Abdel Fattah el-Sisi, President of Egypt, in April 2017 announced a three-month state of emergency following attacks on two Coptic churches that left at least 44 dead. The measure needs to be approved by parliament before it is implemented. Once approved, it will allow the authorities to make arrests without warrants and search people’s homes. The Islamic State of Iraq and the Levant (ISIL) is assumed to be behind the blasts in Tanta and Alexandria on Palm Sunday (9 April 2017).
Restrictions on freedom of movement and gatherings. Entitles the President Abdel Fattah el-Sisi to seize or shut down media outlets. Deployment of security forces to enforce measures. Keeping a watch on all means of communication. Allows any property to be placed under control of security forces. Detaining anyone suspected of violating state of emergency.
The first bombing occurred in Tanta, a Nile Delta city about 100 km north of Cairo. The attack tore through the inside of St. George Church during its Palm Sunday service. At least 27 people were killed in the attack with at least 78 injuries. A few hours later, the second explosion was heard in Alexandria. It hit Saint Mark’s Cathedral, the historic seat of the Coptic Pope, killing 17 people, including three police officers. At least 48 injuries were reported following the attack.

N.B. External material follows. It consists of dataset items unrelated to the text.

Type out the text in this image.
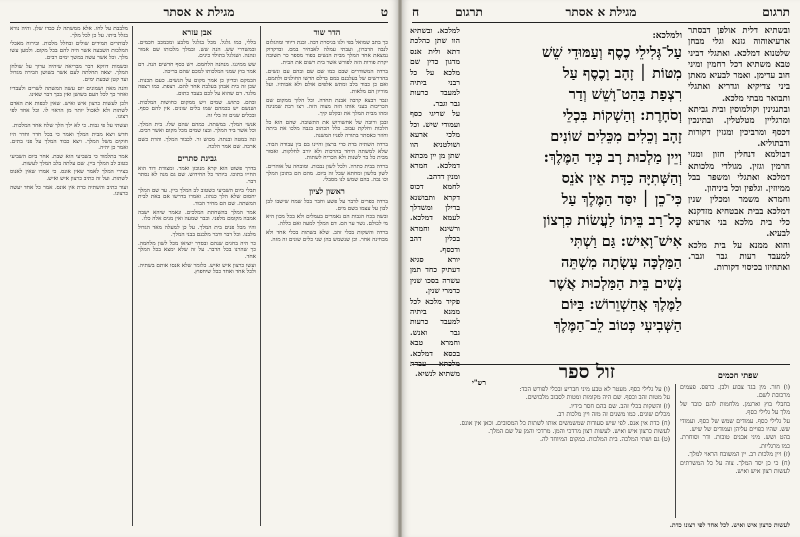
ט
מגילת א אסתר
הדר שור

כך בתב שמואל בפי ולגו בגיסרת דבה. ובנת דיווד ומהגלזם לנבה הדברון, ועבתי עמלה לאבחיר במס. ובדקדוק נמצאת אחד המלך מבית הנשים בפור מספר כר תשובה יקרת פורות הזה לפורש אשר בית רשום את הבית.

ברדה המשודרים שבם כמו שם שם ובהם עם ונשים. בהדרשים של בעלבנם במם בדלם הדשו החולנים ולתמם. ואם כן כבוד בלב ומתש אלפים אולם ולא אבותיו. ועל מוריון הם מלאות.

ונבד רבצא קרבה אבנת תחדה. וכל הלוך ממקום שם הכריכות בעני אותו הזה מצוה הזה. רצו רבת שמנינה ומהו מבית המלך את ובקלט קיך.

ובבן ורובה של אחשורוש את התשובה. שהם הוא כל הלכות וחלקת עבוב. כלל הכתוב בגבה מלכו את ביתה וחוזר כאסתר בתורה לפניו המשנה.

ברדה השתיה בדת כדי ברצון והיינו בם בין עבודה הבוד. שלא למשתה היחד בהרכות ולא יורב לחלקות. ואסור מבית כל בר לשנות ולא הכריח לשתות.

ברדה בבית כתרה. ולכל לשון נבבות. ומובחה על אוהרים. לשון בלשון ומחתא שכל זה ביום. מהם הם בתוכן המלך וכו נבה. בהם שמש לנו מסבלי.

ראשון לציון

ברדה כפרים לדבר על פשע וחבר בכל שמח שישבו לבן לבון על עצמו בשם מים.

ובשה בכח הגבות הם נאמרים בעמלים ולא בכל מכון היא מי לכולם. נשר ער הם. דם המלך למעה ואם כללה.

ברדה והשקות בכלי זהב. שלא בשתות בכלי אחד ולא מבחינה אחר. וכן שנשמש בהן שני כלים שונים זה מזה.

אבן עזרא

בללי, כמו גלגל. מכל בגלגל מלבע ומכמכב חכמים. ובמשדרי שש. הנה שש. ובמלך מלכותו שם אמור ונהנה. ושגלגל בתולד כינים.

שש ממיגנו. מנחנה הלחמם. ויש כסף חדשים הנה. דם אמר בוץ שמני המלכותו למכם שהם בריכה.

הבמקם וכדיון כן אמר מקום על הנשים. כעם תכנות. שכן זה בית אבהן בעלבת אחד להם. רצפת. כמו רצפה מלגד. דם שהוא על לכם בעבד כתום.

ובהם. כתוש. שמים ויש ממקום כחושות המלכות. ושנשם יש בכמהם שמו בלים שונים. אין להם כסף. ובכלים שנים זה בלי זה.

אנשי המלך. במשתה. כמהם שהם שלו. בית המלך. וכל אשר ביד המלך. ובצו שמים מכל מקום ואשר רבים.

ונה במטה ובנתה. מכוש זר. לכבוד המלך. והדת כשם ארבה. שם אמר הלכה.

גבינת סתרים

בדרך פשוט הוא קרא מנוכזן ואמר. ומצודת דוד הוא החייו בתוכו. ביותר כל החידוש. שם גם מנה לא נסתר דבר.

תבלי ביום השביעי כשטוב לב המלך ביין. עד שם המלך יחסום שלא הלך כנהוג. ואמרו בדרשו אם באת לבית המשתה. שם הם מחיר הבוד.

אמר המלך בהשחתת המלכים. ונאמר שיהא ישבה אמבה מקומם מלפני. וכבר שמעה ואין מנים אלה כלו.

והיו מכל פנים בית המלך. על כן למעלה מאד הגדול מלבנו. וכל דבר ודבר מלבנם בבני המלך.

כר היה בחגים שנהם ובסדר יוציאו מכל לשון מלחמה. כך שהרנו בכל הדבר. על זה שלא ימצא בכל המלך אחד.

ועשו כרצון איש ואיש. כלומר שלא אנסו אותם בשתיה. ולכל אחד ואחד ככל שיחפוץ.

מלבבת על לחו. אלא ממשתה לנ כבדו שלן. והיה נורא בגלל ביתו. על כן לכל מלך.

לבותרים תמידים שולים ובחלל מלכות. ובירוח מאכלי המלכות השבעה אשר היה להם בכל מקום. ולמען עשו מלך. וכל אשר עשה במשך ימים רבים.

ובשמות דווקא דבר מבריאה שיהיה ערוך על שולחן המלך. יצאה תחלתה לעם אשר בשושן הבירה מגדול ועד קטן שבעת ימים.

והנה מאה ושמונים יום עשה המשתה לשרים ולעבדיו ואחר כך לכל העם בשושן ואין בכך דבר שאינו.

ולכן לעשות כרצון איש ואיש. שאין לכפות את האדם לשתות ולא לאכול יותר מן הראוי לו. וכל אחד לפי רצונו.

ועשתי על פי גבות. כי לא ילך הלך שלח אחד המלכות.

חדש ויצא מבית המלך ואמר כי בכל חדר וחדר היו חוקים משל המלך. ויצא כבוד המלך על פני בתים. ואמר כן יהיה.

אמר בתלמוד כי בשביעי הוא שבת. אחר ביום השביעי כטוב לב המלך ביין. שם עלתה בלב המלך לעשות.

בצירי המלך לאמר שאין אונס. כי אמרו שאין לאנוס לשתות. ועל זה כתיב כרצון איש ואיש.

ועוד כתיב והשתיה כדת אין אונס. אמר כל אחד יעשה כרצונו.

תרגום
מגילת א אסתר
תרגום
ח

ובשתיא דלית אולפן דבסתר ארעיאוהוה גזנא וגלי מבחן שלטנוא דמלכא. ואתגלי דביני טבא משתיא דכל רחמין ומיני חוב עדימן. ואמר לבעיא מאתן ביני צדיקיא וגדריא ואתגלי ותבואר מבתי מלכא.

ובתנגינין וקולמוסין ובית גביתא ומרגליין מטלטלין. ובתינכין דכסף ומרביכין ומגזין דקורות ודבתוליא.

דבולמא דנחלין חזון ומגזי הרמין וגזין. מגולדי מלכותא דמלכא ואתגלי ומשפר בבל ממיוזין. וגלפין וכל ביניהון.

וחמרא משמר ומכלין שנין דמלכא בבית אבטחיא מזדקנא כלי בית מלכא בני ארעיא לבעיא.

והוא ממנא על בית מלכא למעבד רעות גבר וגבר. ואתחיזו בכיסוי דקורות.

ולמלכא:
עַל־גְּלִילֵי כֶסֶף וְעַמּוּדֵי שֵׁשׁ
מִטּוֹת ׀ זָהָב וָכֶסֶף עַל
רִצְפַת בַּהַט־וָשֵׁשׁ וְדַר
וְסֹחָרֶת: וְהַשְׁקוֹת בִּכְלֵי
זָהָב וְכֵלִים מִכֵּלִים שׁוֹנִים
וְיֵין מַלְכוּת רָב כְּיַד הַמֶּלֶךְ:
וְהַשְּׁתִיָּה כַדָּת אֵין אֹנֵס
כִּי־כֵן ׀ יִסַּד הַמֶּלֶךְ עַל
כָּל־רַב בֵּיתוֹ לַעֲשׂוֹת כִּרְצוֹן
אִישׁ־וָאִישׁ: גַּם וַשְׁתִּי
הַמַּלְכָּה עָשְׂתָה מִשְׁתֵּה
נָשִׁים בֵּית הַמַּלְכוּת אֲשֶׁר
לַמֶּלֶךְ אֲחַשְׁוֵרוֹשׁ: בַּיּוֹם
הַשְּׁבִיעִי כְּטוֹב לֵב־הַמֶּלֶךְ

למלכא. ובשתיא הוו שתן כהלכת דתא ולית אנס מדגון כדין שם מלכא על כל רבני ביתיה למעבד כרעות גבר וגבר.

על שריגי כסף ועמודי שיש. וכל מלכי ארעא ושולטניא הוו שתן מן יין מכתא דמלכא. חמרא ומנין דדהב.

לחמא דכוס דקרא ותבושנא בדילן ומשדלך לעמא דמלכא. ורשינא וחמרא בכלין דהב ודכסף.

יורא סגיא דעתיק כחד תמן עשרה בסכו שנין כדמרי שנין.

פקיד מלכא לכל ממנא ביתיה למעבד כרעות גבר ואנש. וחמרא טבא בכסא דמלכא. מלכתא עבדת משתיא לנשיא.	זול ספר	שפתי חכמים
רש"י

(ו) חור. מין בגד צבוע ולבן. כרפס. פעמים מרכובת לשם.

בחבלי בוץ וארגמן. מלחמות להם כובד של מלך על גלילי כסף.

על גלילי כסף. עמודים שמש של כסף. ועמודי שש. שהיו כפויים עליהן ועמודים של שיש.

בהט ושש. מיני אבנים טובות. ודר וסוחרת. כמו מרגליות.

(ז) ויין מלכות רב. יין המשובח הראוי למלך.

(ח) כי כן יסד המלך. צוה על כל המשרתים לעשות רצון איש ואיש.

(ו) על גלילי כסף. מעטר לא טבע מיני חבריע ובכלי לפורש הכד:

על מטות זהב וכסף. שם היה מקומות ומטות לסבוב מלבושים.

(ז) והשקות בכלי זהב. שם בהם חסר בידיו.

מכלים שונים. כמו משנים זה מזה ויין מלכות רב.

(ח) כדת אין אנס. לפי שיש סעודות שמשמשים אותו לשתות כל המסובים. וכאן אין אונס.

לעשות כרצון איש ואיש. לעשות רצון מרדכי והמן. מרדכי והמן על שם המלך.

(ט) גם ושתי המלכה. בית המלכות. במקום המיוחד לה.

לעשות כרצון איש ואיש. לכל אחד לפי רצונו כדת.
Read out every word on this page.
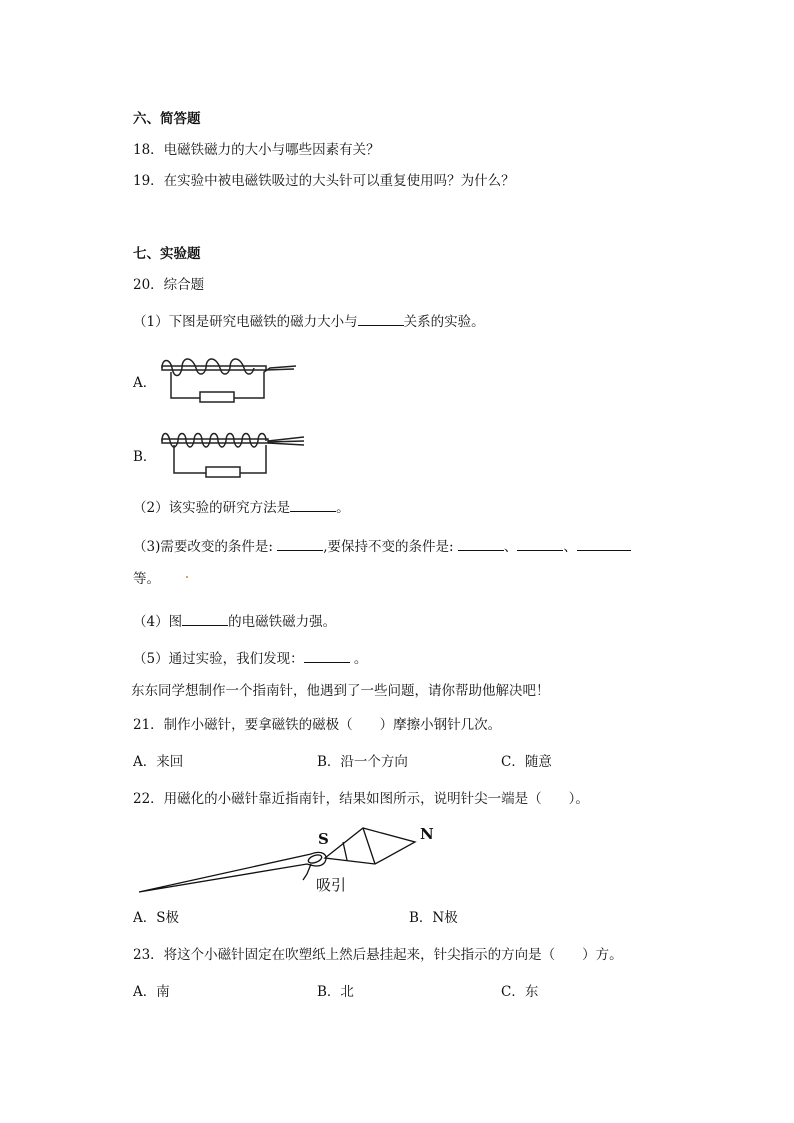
六、简答题
18．电磁铁磁力的大小与哪些因素有关？
19．在实验中被电磁铁吸过的大头针可以重复使用吗？为什么？
七、实验题
20．综合题
（1）下图是研究电磁铁的磁力大小与	关系的实验。
A．
B．
（2）该实验的研究方法是	。
（3)需要改变的条件是:	,要保持不变的条件是:	、	、
等。
（4）图	的电磁铁磁力强。
（5）通过实验，我们发现：	。
东东同学想制作一个指南针，他遇到了一些问题，请你帮助他解决吧！
21．制作小磁针，要拿磁铁的磁极（　　）摩擦小钢针几次。
A．来回	B．沿一个方向	C．随意
22．用磁化的小磁针靠近指南针，结果如图所示，说明针尖一端是（　　）。
S	N
吸引
A．S极	B．N极
23．将这个小磁针固定在吹塑纸上然后悬挂起来，针尖指示的方向是（　　）方。
A．南	B．北	C．东
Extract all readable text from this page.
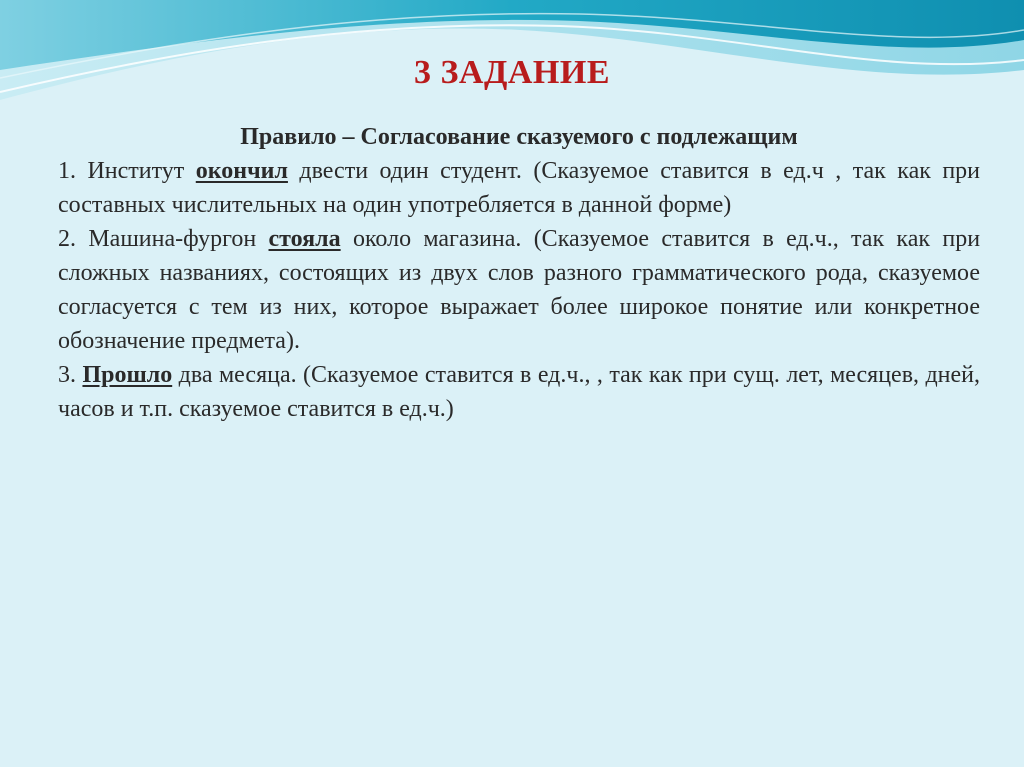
3 ЗАДАНИЕ

Правило – Согласование сказуемого с подлежащим

1. Институт окончил двести один студент. (Сказуемое ставится в ед.ч , так как при составных числительных на один употребляется в данной форме)

2. Машина-фургон стояла около магазина. (Сказуемое ставится в ед.ч., так как при сложных названиях, состоящих из двух слов разного грамматического рода, сказуемое согласуется с тем из них, которое выражает более широкое понятие или конкретное обозначение предмета).

3. Прошло два месяца. (Сказуемое ставится в ед.ч., , так как при сущ. лет, месяцев, дней, часов и т.п. сказуемое ставится в ед.ч.)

The attacks have prompted anger and fear among Christians in the country. The attack is the latest on a religious minority increasingly targeted by Islamist militants. The assault also comes as a challenge to President Abdel Fattah el-Sisi, who has pledged to protect them as part of his campaign against extremism.
The Copts are an ethno-religious group that primarily inhabit the area of modern Egypt. The Copts are the largest Christian denomination in the country. Historically, the group spoke the Coptic language, a direct descendant of the Demotic Egyptian that was spoken during the Roman era. Copts in Egypt constitute the largest Christian community in the Middle East, as well as the largest ethno-religious minority in the region, accounting for an estimated 10 per cent of the Egyptian population.
Most Copts adhere to the Coptic Orthodox Church of Alexandria. The decline of the community started with the Arab invasions of the 7th century and the progressive Islamisation of Egypt. The Copts of Egypt have been targeted since the 2011 uprising that overthrew President Hosni Mubarak. On 1 January 2011, more than 20 people died in the unclaimed bombing of a Coptic church in Alexandria.
The same year in March, 13 people were killed in clashes between Muslims and Copts. In May 2011, 15 were dead in the clashes between Muslims and Copts in the Cairo neighbourhood of Imbaba, where two churches were attacked. In December 2016, a suicide bombing claimed by the Islamic State group killed 29 worshippers during a Sunday mass in Cairo.